- Sarıkaya Location within Turkey
- Coordinates: 36°45′40″N 34°06′45″E﻿ / ﻿36.76111°N 34.11250°E
- Country: Turkey
- Province: Mersin
- District: Erdemli
- Elevation: 1,330 m (4,360 ft)
- Population (2022): 655
- Time zone: UTC+3 (TRT)
- Postal code: 33730
- Area code: 0324

= Sarıkaya, Erdemli =

Sarıkaya ("yellow-rock", also called Sarıcakaya, "yellowish rock")) is a neighbourhood in the municipality and district of Erdemli, Mersin Province, Turkey. Its population is 655 (2022). Its distance to Erdemli is 33 km and to Mersin is 69 km. The village is situated in the southern slopes of the Toros Mountains and in summers it is used as a summer resort, a so called yayla.

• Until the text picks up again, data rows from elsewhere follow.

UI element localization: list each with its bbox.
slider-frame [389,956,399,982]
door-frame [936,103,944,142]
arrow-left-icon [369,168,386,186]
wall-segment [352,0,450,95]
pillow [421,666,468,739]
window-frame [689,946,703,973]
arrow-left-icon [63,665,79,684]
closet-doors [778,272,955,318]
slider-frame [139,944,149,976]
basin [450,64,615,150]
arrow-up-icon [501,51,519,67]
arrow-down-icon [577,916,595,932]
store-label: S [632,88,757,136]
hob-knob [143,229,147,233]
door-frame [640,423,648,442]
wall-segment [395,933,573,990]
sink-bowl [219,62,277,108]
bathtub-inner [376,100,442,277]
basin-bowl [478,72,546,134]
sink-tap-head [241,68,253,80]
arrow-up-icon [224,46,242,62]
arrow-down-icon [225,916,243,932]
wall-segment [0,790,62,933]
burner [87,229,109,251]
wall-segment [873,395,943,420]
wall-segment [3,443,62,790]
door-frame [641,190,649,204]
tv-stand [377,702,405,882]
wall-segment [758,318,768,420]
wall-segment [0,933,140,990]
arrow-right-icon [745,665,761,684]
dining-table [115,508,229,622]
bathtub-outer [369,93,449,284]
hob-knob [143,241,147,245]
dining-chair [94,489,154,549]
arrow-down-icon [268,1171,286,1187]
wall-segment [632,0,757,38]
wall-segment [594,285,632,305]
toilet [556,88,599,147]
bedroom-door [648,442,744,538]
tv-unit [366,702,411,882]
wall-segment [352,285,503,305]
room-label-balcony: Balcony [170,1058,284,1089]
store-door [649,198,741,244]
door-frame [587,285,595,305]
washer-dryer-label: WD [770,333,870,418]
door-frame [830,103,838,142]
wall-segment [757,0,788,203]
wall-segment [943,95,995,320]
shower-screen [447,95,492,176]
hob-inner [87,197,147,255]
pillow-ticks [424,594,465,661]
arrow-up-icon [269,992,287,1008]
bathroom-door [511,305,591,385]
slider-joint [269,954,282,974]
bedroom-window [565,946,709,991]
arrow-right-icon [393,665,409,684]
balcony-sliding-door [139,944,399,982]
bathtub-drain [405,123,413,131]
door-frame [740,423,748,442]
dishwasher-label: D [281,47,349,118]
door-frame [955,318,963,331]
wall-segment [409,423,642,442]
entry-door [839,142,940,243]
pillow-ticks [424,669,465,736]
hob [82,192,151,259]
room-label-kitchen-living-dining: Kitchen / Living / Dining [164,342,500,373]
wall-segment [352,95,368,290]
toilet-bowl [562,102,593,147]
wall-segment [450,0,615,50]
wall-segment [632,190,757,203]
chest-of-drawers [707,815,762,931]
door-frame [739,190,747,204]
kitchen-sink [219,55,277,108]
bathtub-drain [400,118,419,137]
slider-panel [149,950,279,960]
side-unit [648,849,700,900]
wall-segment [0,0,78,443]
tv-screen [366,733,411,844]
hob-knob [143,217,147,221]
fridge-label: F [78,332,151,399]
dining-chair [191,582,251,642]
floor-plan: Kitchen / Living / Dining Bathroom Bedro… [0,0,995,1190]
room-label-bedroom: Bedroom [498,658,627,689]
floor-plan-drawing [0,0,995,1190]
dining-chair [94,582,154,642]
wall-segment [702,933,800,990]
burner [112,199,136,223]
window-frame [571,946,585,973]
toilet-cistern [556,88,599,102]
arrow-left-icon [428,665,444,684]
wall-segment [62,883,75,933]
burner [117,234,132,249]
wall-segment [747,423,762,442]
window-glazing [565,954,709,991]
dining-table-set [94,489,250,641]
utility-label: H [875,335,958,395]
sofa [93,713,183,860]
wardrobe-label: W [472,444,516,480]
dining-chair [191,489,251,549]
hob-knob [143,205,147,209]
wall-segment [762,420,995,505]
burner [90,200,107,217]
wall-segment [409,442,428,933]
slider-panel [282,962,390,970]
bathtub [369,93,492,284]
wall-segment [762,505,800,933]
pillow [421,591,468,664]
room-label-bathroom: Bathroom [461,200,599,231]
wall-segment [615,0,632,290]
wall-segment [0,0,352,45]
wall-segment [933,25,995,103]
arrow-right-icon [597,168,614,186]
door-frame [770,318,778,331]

There are cedar forests around the village. The village was founded by a Turkmen tribe from Karaman in the 18th century. Initially, they had founded another village now called Yanıkköy (“burnt village”) ; but for reasons unknown, they had a clash with other Turkmen who had previously settled around and during the clashes Yanıkköy was burned down. Sarıcakaya was their next home. The main economic activity of the village is animal breeding. Fruits like cherry, apple and peach are also produced.